Friday, April 25, 2014

FSO - Let the bells ring

John Donne
1624 Meditation 17
Devotions upon Emergent Occasions
"No man is an iland, intire of it selfe; every man is a peece of the Continent, a part of the maine; if a clod bee washed away by the Sea, Europe is the lesse, as well as if a Promontorie were, as well as if a Mannor of thy friends or of thine owne were; any mans death diminishes me, because I am involved in Mankinde; And therefore never send to know for whom the bell tolls; It tolls for thee...." 

Our Friday Shoot Out coincides with Anzac Day and that is a big deal for Aussies and Kiwis. On Anzac Day bells don't ring in celebration;  if they ring at all it is to call people to commerate all Australians and New Zealanders who served and died in all wars, conflicts, and peacekeeping operations, their sacrifice so we can enjoy the freedom we do in this country.  

The first time I visited the carillon in New Plymouth I was standing directly underneath it when it tolled the hour at mid-day.  It's a wonder I'm still here to tell the tale, I got such a fright.  I wonder if the New Plymouth Returned Services' Association use the bells as part of their Anzac Day services?  

There are 37 bells ranging from 900 cm (3 ft) in diameter and weighing more than 362 kg (800 lbs) down to a nine inch bell weighing only 1.4 kg (3 lbs).  The total weight is 2,500 kg (5,587 lbs).  These are the most impressive bells I have ever seen (or heard). I would love to hear them tolling slowly.

As part of my fascination with the little old churches of the north I have quite a few bell shots but just one favourite to share with you.  This is a close up of the bell in its own little building in front of the catholic church in Rawene.

I don't have another bell photo for Anzac Day.  The Last Post bugle call is the sound of this day.  It signalled to those who were still out in the fields of war and wounded or separated from their units that the fighting was done, and to follow the sound of the call to find safety and rest.
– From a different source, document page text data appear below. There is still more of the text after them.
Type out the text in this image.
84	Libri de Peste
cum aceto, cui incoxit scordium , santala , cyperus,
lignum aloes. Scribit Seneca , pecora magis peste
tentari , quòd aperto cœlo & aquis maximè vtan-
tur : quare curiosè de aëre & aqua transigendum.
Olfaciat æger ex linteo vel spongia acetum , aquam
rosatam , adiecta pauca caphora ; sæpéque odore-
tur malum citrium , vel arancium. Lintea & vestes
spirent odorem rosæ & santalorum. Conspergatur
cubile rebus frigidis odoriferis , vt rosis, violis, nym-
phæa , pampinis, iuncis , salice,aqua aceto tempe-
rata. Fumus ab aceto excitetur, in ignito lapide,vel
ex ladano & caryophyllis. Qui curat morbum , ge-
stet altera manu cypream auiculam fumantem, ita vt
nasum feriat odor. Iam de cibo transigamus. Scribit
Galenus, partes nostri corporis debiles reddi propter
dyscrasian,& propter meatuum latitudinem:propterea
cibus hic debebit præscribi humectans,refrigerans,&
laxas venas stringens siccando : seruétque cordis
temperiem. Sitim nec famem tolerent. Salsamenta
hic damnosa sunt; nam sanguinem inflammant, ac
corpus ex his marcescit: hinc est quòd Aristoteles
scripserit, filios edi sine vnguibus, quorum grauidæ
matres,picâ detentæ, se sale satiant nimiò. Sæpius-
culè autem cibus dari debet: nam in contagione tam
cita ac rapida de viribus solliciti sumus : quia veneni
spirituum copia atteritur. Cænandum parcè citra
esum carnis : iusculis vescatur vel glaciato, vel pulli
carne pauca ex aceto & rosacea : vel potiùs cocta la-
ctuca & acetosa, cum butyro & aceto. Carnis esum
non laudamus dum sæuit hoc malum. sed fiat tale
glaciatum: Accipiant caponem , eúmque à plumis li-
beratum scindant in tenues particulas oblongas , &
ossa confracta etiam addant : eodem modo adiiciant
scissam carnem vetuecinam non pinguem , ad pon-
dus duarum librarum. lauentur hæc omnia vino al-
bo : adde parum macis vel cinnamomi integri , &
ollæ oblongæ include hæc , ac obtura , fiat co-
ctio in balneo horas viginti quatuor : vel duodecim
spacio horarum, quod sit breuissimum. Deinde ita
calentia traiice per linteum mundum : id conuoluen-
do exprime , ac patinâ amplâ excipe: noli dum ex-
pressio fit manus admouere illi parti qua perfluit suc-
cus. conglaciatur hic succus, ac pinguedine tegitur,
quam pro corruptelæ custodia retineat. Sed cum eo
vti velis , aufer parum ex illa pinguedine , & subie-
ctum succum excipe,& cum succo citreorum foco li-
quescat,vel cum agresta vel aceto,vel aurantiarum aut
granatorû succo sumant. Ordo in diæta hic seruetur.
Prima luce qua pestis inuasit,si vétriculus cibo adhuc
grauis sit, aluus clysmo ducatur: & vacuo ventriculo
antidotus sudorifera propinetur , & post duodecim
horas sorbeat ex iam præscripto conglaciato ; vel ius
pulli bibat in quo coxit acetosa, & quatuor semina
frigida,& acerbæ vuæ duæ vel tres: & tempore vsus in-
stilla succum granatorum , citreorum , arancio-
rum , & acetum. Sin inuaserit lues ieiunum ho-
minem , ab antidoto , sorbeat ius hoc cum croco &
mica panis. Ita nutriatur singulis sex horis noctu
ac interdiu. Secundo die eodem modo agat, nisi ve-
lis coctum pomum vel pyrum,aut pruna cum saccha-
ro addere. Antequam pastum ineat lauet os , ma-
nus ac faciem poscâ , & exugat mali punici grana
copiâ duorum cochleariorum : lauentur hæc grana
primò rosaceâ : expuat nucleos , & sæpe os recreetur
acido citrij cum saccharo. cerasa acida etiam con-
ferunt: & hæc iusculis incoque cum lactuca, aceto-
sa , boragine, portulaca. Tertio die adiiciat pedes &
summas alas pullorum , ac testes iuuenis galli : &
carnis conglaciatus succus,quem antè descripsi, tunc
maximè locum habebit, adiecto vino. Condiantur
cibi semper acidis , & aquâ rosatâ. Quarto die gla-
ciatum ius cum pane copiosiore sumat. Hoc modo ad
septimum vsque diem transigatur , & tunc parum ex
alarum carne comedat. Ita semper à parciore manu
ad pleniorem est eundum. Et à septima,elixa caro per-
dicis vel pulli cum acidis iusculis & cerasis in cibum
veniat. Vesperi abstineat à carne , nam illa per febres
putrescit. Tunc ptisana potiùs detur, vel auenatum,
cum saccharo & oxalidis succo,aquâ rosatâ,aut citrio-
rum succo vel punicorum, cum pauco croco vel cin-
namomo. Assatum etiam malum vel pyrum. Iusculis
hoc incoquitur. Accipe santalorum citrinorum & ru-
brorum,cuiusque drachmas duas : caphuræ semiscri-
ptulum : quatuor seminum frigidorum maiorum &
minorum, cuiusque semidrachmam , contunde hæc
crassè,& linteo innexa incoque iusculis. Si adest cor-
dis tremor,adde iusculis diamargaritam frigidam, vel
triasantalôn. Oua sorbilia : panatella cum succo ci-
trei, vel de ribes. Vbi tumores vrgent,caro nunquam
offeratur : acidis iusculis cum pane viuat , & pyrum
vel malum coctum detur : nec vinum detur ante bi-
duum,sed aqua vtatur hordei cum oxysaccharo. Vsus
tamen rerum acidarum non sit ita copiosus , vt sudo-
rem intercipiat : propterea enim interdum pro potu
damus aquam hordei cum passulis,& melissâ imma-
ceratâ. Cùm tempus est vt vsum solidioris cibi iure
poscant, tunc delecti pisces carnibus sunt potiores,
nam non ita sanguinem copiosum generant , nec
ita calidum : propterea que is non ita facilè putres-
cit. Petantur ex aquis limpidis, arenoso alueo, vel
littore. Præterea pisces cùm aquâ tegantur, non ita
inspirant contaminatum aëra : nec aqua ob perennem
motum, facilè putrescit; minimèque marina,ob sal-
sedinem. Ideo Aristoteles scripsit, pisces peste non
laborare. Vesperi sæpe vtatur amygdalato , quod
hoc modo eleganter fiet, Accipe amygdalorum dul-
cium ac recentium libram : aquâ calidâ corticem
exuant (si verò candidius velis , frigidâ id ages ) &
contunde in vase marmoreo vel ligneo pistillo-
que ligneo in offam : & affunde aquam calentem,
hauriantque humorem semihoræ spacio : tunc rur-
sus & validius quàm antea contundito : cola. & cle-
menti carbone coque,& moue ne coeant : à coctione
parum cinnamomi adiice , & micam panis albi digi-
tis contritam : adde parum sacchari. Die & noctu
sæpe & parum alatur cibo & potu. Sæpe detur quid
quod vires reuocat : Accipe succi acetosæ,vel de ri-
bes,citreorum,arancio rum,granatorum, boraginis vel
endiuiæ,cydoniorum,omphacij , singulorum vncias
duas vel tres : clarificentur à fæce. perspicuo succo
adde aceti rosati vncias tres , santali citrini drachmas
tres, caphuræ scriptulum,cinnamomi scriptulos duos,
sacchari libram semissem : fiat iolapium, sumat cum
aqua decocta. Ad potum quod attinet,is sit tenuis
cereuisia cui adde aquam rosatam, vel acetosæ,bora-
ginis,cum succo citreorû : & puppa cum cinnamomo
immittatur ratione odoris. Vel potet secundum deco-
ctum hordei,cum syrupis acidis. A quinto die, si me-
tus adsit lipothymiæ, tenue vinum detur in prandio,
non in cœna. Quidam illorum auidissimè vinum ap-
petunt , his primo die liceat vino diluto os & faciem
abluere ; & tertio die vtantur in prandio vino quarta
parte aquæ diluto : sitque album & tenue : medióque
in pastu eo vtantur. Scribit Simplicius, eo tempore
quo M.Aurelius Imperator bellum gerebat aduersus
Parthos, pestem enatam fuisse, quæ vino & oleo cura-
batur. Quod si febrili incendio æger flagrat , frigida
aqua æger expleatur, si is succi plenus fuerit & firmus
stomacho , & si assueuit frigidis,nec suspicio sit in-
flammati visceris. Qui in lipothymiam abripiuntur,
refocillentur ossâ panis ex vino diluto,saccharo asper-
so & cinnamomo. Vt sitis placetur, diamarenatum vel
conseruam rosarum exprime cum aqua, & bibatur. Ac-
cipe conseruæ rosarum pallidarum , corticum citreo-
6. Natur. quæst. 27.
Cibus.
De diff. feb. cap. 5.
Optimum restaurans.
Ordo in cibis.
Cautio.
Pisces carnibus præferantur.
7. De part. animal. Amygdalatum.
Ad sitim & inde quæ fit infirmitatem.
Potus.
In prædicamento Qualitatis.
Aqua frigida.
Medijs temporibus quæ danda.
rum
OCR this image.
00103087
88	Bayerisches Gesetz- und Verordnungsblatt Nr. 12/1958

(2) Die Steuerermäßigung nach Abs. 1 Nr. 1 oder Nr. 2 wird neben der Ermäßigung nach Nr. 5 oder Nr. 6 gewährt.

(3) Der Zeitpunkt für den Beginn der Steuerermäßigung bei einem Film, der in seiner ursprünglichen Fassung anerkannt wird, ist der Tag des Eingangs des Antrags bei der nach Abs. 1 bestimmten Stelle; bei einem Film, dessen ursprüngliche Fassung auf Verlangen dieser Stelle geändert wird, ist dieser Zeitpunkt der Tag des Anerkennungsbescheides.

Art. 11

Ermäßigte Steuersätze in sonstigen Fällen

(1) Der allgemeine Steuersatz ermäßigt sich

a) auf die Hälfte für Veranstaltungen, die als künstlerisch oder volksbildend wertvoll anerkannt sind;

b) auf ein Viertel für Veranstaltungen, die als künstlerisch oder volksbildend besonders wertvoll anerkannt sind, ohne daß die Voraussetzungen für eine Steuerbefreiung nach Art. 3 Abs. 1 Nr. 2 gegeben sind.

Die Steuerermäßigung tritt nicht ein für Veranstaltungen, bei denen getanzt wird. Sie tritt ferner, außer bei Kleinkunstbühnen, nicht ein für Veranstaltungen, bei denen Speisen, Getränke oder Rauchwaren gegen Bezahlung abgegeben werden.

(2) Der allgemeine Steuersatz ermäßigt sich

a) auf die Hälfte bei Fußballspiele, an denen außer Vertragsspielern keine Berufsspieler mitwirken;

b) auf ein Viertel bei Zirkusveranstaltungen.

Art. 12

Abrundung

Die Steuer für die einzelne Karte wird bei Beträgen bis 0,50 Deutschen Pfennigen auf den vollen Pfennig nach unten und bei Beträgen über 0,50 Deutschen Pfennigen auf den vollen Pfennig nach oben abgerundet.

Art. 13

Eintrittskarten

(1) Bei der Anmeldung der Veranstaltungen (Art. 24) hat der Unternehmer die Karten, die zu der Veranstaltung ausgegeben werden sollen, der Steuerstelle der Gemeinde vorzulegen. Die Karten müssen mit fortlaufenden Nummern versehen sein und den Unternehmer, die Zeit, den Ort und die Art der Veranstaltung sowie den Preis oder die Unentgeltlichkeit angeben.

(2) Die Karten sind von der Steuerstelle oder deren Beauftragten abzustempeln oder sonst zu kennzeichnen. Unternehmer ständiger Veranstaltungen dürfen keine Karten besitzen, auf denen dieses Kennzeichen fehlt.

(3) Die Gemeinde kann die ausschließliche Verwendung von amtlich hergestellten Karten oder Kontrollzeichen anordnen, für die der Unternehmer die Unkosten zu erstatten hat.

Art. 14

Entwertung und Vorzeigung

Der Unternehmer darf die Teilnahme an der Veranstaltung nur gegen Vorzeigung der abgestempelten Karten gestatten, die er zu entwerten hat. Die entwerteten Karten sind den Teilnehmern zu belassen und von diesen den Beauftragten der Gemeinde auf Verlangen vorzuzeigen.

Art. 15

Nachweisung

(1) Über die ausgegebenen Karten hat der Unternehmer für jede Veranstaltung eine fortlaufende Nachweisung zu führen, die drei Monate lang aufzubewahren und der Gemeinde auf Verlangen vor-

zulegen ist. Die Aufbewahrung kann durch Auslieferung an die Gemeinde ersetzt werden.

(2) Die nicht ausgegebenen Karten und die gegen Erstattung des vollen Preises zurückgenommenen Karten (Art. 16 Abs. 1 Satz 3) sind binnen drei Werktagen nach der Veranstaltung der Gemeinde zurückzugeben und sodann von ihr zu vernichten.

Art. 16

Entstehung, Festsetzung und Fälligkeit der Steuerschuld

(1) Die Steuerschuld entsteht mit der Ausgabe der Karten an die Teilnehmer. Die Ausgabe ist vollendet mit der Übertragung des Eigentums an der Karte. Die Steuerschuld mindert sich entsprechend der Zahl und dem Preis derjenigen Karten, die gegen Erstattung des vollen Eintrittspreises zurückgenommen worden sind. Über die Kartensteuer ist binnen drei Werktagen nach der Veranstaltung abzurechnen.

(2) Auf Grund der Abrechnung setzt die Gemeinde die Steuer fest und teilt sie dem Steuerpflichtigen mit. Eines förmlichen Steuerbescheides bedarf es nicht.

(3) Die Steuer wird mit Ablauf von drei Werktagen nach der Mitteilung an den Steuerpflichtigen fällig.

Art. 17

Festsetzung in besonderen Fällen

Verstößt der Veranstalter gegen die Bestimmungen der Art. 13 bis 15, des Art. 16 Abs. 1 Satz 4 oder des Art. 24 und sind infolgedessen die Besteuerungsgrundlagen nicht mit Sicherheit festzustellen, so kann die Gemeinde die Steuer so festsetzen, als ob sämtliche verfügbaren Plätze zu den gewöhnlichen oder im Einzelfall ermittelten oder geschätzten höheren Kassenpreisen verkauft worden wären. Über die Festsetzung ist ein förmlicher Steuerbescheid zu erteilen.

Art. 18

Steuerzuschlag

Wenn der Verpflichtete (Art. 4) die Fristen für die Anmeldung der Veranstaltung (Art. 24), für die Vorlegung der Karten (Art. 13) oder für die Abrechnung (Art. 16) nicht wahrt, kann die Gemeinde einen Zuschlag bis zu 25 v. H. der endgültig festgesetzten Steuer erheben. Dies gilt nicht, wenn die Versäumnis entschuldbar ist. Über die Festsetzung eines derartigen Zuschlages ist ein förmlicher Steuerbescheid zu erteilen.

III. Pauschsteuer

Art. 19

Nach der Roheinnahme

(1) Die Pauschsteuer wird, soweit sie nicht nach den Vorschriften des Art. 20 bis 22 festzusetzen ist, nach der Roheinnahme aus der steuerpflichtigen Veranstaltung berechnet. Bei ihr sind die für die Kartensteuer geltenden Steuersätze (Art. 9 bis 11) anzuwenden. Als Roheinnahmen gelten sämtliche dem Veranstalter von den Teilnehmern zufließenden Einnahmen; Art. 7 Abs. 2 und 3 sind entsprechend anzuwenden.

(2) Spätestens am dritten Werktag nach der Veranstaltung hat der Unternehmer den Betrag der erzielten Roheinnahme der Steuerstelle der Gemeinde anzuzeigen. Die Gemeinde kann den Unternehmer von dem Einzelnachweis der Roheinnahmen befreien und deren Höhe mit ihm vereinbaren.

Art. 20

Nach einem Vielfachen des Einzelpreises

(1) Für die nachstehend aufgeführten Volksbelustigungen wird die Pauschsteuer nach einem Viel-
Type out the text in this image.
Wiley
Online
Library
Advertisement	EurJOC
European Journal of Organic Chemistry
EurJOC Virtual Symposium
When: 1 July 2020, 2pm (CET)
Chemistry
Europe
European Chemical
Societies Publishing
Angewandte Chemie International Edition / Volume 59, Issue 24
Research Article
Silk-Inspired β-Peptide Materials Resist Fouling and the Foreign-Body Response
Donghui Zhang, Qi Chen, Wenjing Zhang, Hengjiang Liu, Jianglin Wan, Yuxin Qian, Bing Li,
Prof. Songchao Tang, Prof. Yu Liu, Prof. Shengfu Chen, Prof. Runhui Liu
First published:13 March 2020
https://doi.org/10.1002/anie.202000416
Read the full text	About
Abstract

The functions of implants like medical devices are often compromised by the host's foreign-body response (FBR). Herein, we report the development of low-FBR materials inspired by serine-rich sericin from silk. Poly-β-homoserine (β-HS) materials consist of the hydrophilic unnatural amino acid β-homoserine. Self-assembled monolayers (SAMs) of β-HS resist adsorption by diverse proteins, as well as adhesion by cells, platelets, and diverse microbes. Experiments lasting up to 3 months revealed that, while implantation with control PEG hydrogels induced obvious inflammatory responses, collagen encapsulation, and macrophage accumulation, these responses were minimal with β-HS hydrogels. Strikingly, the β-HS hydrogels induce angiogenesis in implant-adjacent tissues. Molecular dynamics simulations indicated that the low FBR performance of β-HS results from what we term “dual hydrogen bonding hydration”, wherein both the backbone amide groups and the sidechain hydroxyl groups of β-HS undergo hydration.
Its use in Remembrance Day ceremonies in Commonwealth nations has two generally unexpressed purposes: The first is an implied summoning of the spirits of the Fallen to the cenotaph, the second is to symbolically end the day.

Thanks to Vintage Queensland for the image

To those I didn't get to visit last week, I will see both weeks entries this time round at the FSO blog.


  1. lovely my friend. yes a day of remembrance. one year we did remembrance as the FSO theme, very nice that theme. we should do it again.

  2. forgot to say, love the close up of the bell, can almost hear it clammering.

  3. A very moving tribute Pauline.

  4. Very impressive.
    My thoughts are with you all today.

  5. Donne was my favourite poet from my intro Major British Writers course in uni oh so long ago. Since then, I have done with him.

    BTW, your font is pretty small. I should check other posts to see if it's always this way -- can't remember.

  6. yep, love the second shot also! a wonderful tribute for a very important time.

  7. A very unusual photo looking up at all those bells and I would not want to be under them when they started to ring. I bet your ears rung for awhile.

  8. Very impressive bell photos, Pauline.

  9. A lovely post Pauline. It captures well the spirit of the day.

  10. A poignant and beautiful post Pauline. Our Dawn services here were well attended as well.
    Enjoy your weekend.
    (PS. It's a wonder your hearing ever recovered! :)

  11. Pauline, I like reading blogs that teach me something new. I have learned a lot from you today. Thank you, Christa

  12. What a great post, Pauline. I bet those bells were deafening if you were standing right under them when they started! Stunning pics, too.

  13. Yes Pauline it has been nice remembering Barry. Your post is very good reading today. Great job. Have a good week.